Abbiamo utilizzato il termine “Responsabile”, che si è rivelato improprio. Allo stesso modo, anche la definizione di “Ufficio comunicazione” richiama un’impostazione più propria del mondo aziendale: entrambi non corrispondono alla nostra struttura organizzativa. Il ruolo previsto non è quindi quello di "responsabile" di un “ufficio”, ma di coordinamento di un numero limitato di consulenti su attività specifiche e circoscritte. Si tratta, in concreto, di un raccordo operativo: indicazioni per la realizzazione di grafiche o materiali e relazione con chi cura saltuariamente le affissioni.
Anche con la voce relativa alla gestione del budget possiamo aver generato equivoci: non si tratta della gestione di risorse strutturate, ma di un’attenzione a spese limitate, principalmente legate a stampe e sponsorizzazioni sui social.
Le responsabilità sulle risorse e sulle scelte restano in capo ai componenti della presidenza, mentre la produzione della maggior parte dei contenuti promossi dalla nostra struttura è garantita da Arci nazionale o dalle associazioni aderenti.
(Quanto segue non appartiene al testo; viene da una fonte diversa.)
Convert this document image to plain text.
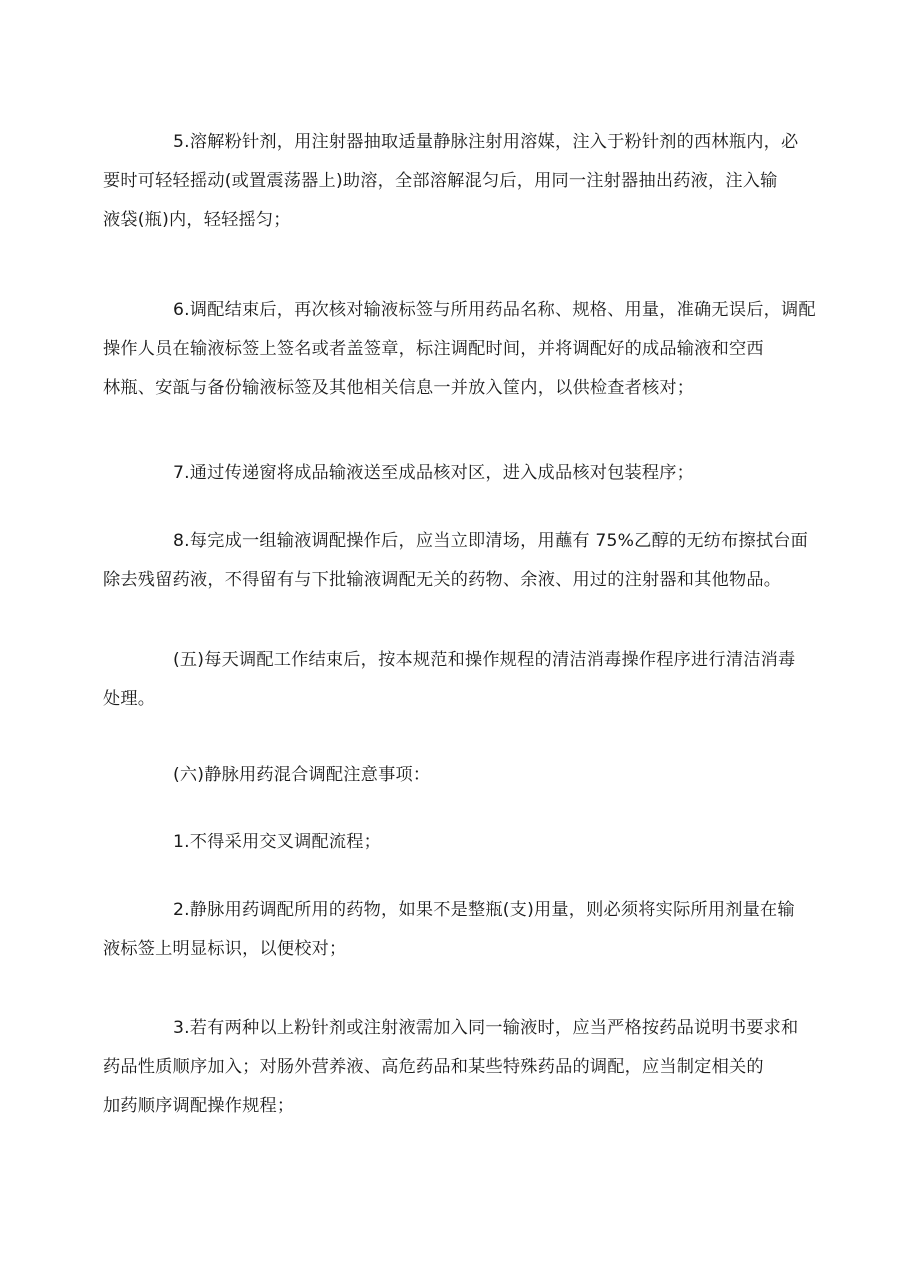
5.溶解粉针剂，用注射器抽取适量静脉注射用溶媒，注入于粉针剂的西林瓶内，必
要时可轻轻摇动(或置震荡器上)助溶，全部溶解混匀后，用同一注射器抽出药液，注入输
液袋(瓶)内，轻轻摇匀；

6.调配结束后，再次核对输液标签与所用药品名称、规格、用量，准确无误后，调配
操作人员在输液标签上签名或者盖签章，标注调配时间，并将调配好的成品输液和空西
林瓶、安瓿与备份输液标签及其他相关信息一并放入筐内，以供检查者核对；

7.通过传递窗将成品输液送至成品核对区，进入成品核对包装程序；

8.每完成一组输液调配操作后，应当立即清场，用蘸有 75%乙醇的无纺布擦拭台面
除去残留药液，不得留有与下批输液调配无关的药物、余液、用过的注射器和其他物品。

(五)每天调配工作结束后，按本规范和操作规程的清洁消毒操作程序进行清洁消毒
处理。

(六)静脉用药混合调配注意事项：

1.不得采用交叉调配流程；

2.静脉用药调配所用的药物，如果不是整瓶(支)用量，则必须将实际所用剂量在输
液标签上明显标识，以便校对；

3.若有两种以上粉针剂或注射液需加入同一输液时，应当严格按药品说明书要求和
药品性质顺序加入；对肠外营养液、高危药品和某些特殊药品的调配，应当制定相关的
加药顺序调配操作规程；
Per quanto riguarda l’impegno richiesto, l’incarico è stato definito sulla base del confronto con chi ha svolto questa funzione negli ultimi mesi. Nella call non è stato indicato un monte ore esplicito, in coerenza con la natura non subordinata della collaborazione, che prevede la definizione condivisa di tempi e modalità di lavoro. Una scelta che, insieme all’impropria descrizione del ruolo, ha contribuito a trasmettere l’idea di un incarico fortemente responsabilizzante a fronte di un impegno economico percepito come non adeguato.
Pur in piena buona fede, riconosciamo di aver dato per scontato il contesto e di aver utilizzato una formulazione non adeguata. Le osservazioni ricevute sono state utili e ci permettono di correggere impostazione e linguaggio per il futuro.
Ci scusiamo per i fraintendimenti generati e ringraziamo chi ha contribuito, anche criticamente, a migliorare questo percorso.